Don’t let the snow pile up.  Removing small amounts of snow on a frequent basis is less strenuous in the long run.

Pick the right shovel.  Use a lightweight, non-stick, push-style shovel.

Push, don’t throw.  Push the snow to one side and avoid throwing it.  If you must throw it, avoid twisting and turning – position yourself to throw straight at the snow pile.

Bend your knees.  Use your knees, leg and arm muscles to do the pushing and lifting while keeping your back straight.

Watch the ice.  Coarse sand, ice salt, ice melter, or even kitty litter can help give sidewalks and driveways more traction,  reducing the chance of a slip or fall.

Wear proper footwear.  Shoes and boots with solid treads on the soles can help to minimize the risk of slips and falls.

Take a break.  If you feel tired or short of breath, stop and take a rest.  Make it a habit to rest for a moment or two for every 10 or 15 minutes of shovelling.  This is especially  important if the snow is wet and heavy.  Stop shovelling immediately if you feel chest or back pain.  Seek medical advice or see a chiropractor if you experience back pain.

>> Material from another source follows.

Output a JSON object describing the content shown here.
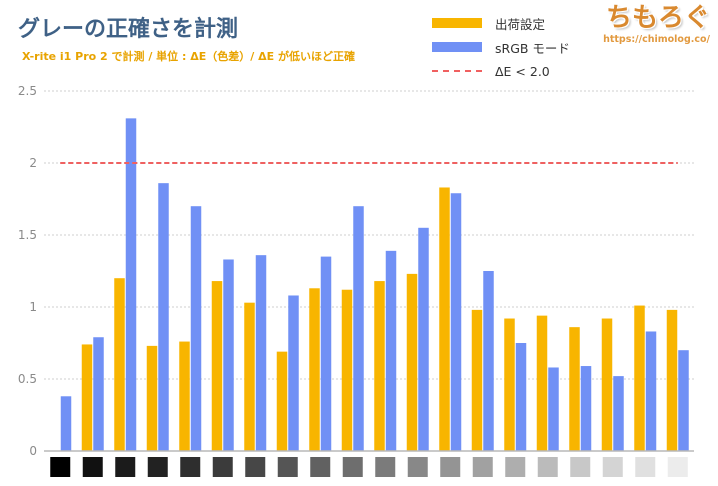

Staying warm. Layered clothing works better to keep your muscles warm and your skin dry so you don’t get chilled. You may want to invest in clothing designed specifically for winter outdoor activity or layer garments made of natural fibres.

Stay Hydrated. Don’t be fooled by the temperature! Your active body needs plenty of fluids even though it’s cold outside. Be sure to drink lots of water or juice before,      during and after winter sports.